For the initial orientation, the Course Selector is rotated until the Deviation Bar is centred. In addition, the TO/FROM indicator is of central importance. Only when FROM is displayed the HSI shows the actual RADIAL.

Horizontal Situation Indicator (HSI)

With the HSI, instead of QDR and QDM, we consistently speak of a radial, which is always analogous to the QDR.

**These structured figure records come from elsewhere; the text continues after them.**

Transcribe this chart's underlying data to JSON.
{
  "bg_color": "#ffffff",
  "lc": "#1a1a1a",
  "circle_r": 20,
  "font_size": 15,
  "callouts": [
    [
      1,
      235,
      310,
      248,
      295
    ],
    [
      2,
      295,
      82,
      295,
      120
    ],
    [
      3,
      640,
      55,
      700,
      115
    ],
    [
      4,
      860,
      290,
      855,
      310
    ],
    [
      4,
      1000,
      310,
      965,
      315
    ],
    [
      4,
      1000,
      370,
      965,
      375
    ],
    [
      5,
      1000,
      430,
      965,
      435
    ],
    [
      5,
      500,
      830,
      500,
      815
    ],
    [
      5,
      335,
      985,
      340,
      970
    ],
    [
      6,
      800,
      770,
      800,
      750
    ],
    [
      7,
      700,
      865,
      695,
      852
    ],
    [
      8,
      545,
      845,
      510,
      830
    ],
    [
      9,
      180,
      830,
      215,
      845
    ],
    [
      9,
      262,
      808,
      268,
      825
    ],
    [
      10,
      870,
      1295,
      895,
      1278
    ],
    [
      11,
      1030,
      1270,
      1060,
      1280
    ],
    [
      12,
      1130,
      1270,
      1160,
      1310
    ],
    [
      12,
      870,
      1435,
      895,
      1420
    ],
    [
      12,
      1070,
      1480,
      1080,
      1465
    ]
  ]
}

For the initial orientation, the Course Selector is rotated until the Deviation Bar is centred. In addition, the TO/FROM indicator is of central importance. Only when FROM is displayed the HSI shows the actual RADIAL.

Horizontal Situation Indicator (HSI)

In the above example, if the aircraft is east of the VOR and the pilot has set the COURSE to 090, the HSI will give him a FROM indication regardless of his actual heading. His actual radial is therefore 090.

Horizontal Situation Indicator (HSI)

The TO indicator is used to fly towards a VOR.

In the above example, if the aircraft is west of the VOR and the pilot has set COURSE 090, the HSI will give him a TO indication, regardless of his actual heading. However, it consistently speaks of the radial 270°. If the pilot is to follow the radial to the station, he will be told to follow the radial 270° INBOUND.
If it is to follow the radial away from the station, it is referred to as the radial 270° OUTBOUND. The FROM (FR) display is used for this.

Horizontal Situation Indicator (HSI)

Another difference to the RMI (most common display of an NDB) is the Deviation Bar. This shows the angle difference to the selected COURSE (outermost marked display = 10°).

RNAV / GPS / INS

After the VOR, radio navigation capabilities were further developed. Initially through the combined evaluation of VOR/DME signals, later through an Inertial Navigation System (INS) and finally satellite navigation (GPS).